Разговаривая таким образом, они вошли на ферму, — там было и вино, и земляника, и сливки. Коломба помогла фермерше рвать землянику, а полковник в это время пил алеатико. На повороте аллеи Коломба заметила старика, сидевшего на солнце в соломенном кресле; казалось, он был болен, потому что его щеки ввалились, глаза впали; он был необыкновенно худ, и его неподвижность, бледность, остановившийся взгляд делали его похожим скорее на мертвеца, чем на живое существо. Несколько минут Коломба рассматривала его с таким любопытством, что привлекла к себе внимание фермерши.

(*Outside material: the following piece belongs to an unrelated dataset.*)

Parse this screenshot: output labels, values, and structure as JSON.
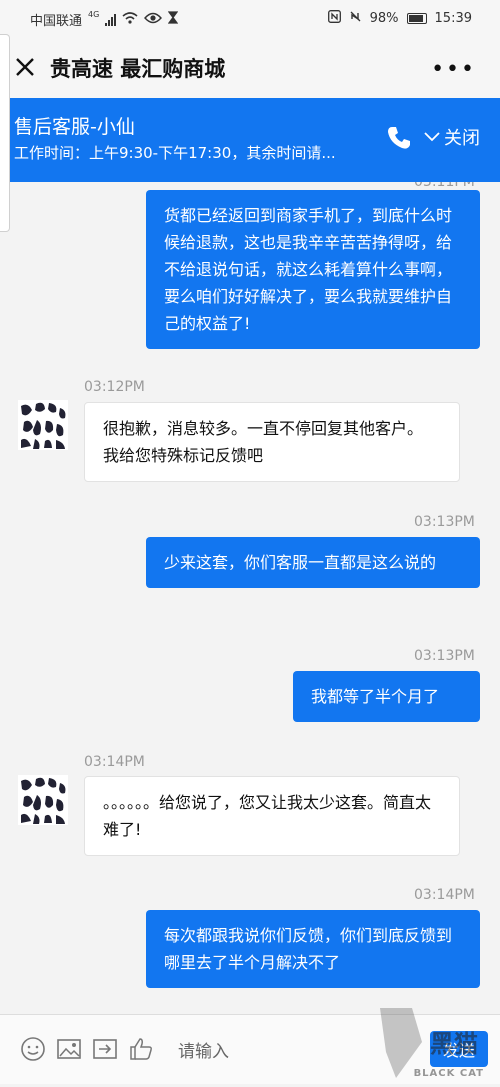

— Этот бедный старик, — сказала она, — ваш земляк, — я ведь вижу по вашему выговору, что вы корсиканка, синьора. С ним на родине случилось несчастье: его дети умерли ужасной смертью. Простите меня, синьора, но говорят, что ваши земляки не очень милостивы к своим врагам. Этот человек остался один; он приехал оттуда в Пизу к своей дальней родственнице, владелице этой фермы. Бедняга с горя и печали немножко рехнулся… Это стесняло барыню, у нее бывает много гостей, она и отослала его сюда. Он очень смирен, никому не мешает, за целый день и трех слов не скажет. Тронулся! Доктор ездит каждую неделю и говорит, что он долго не протянет.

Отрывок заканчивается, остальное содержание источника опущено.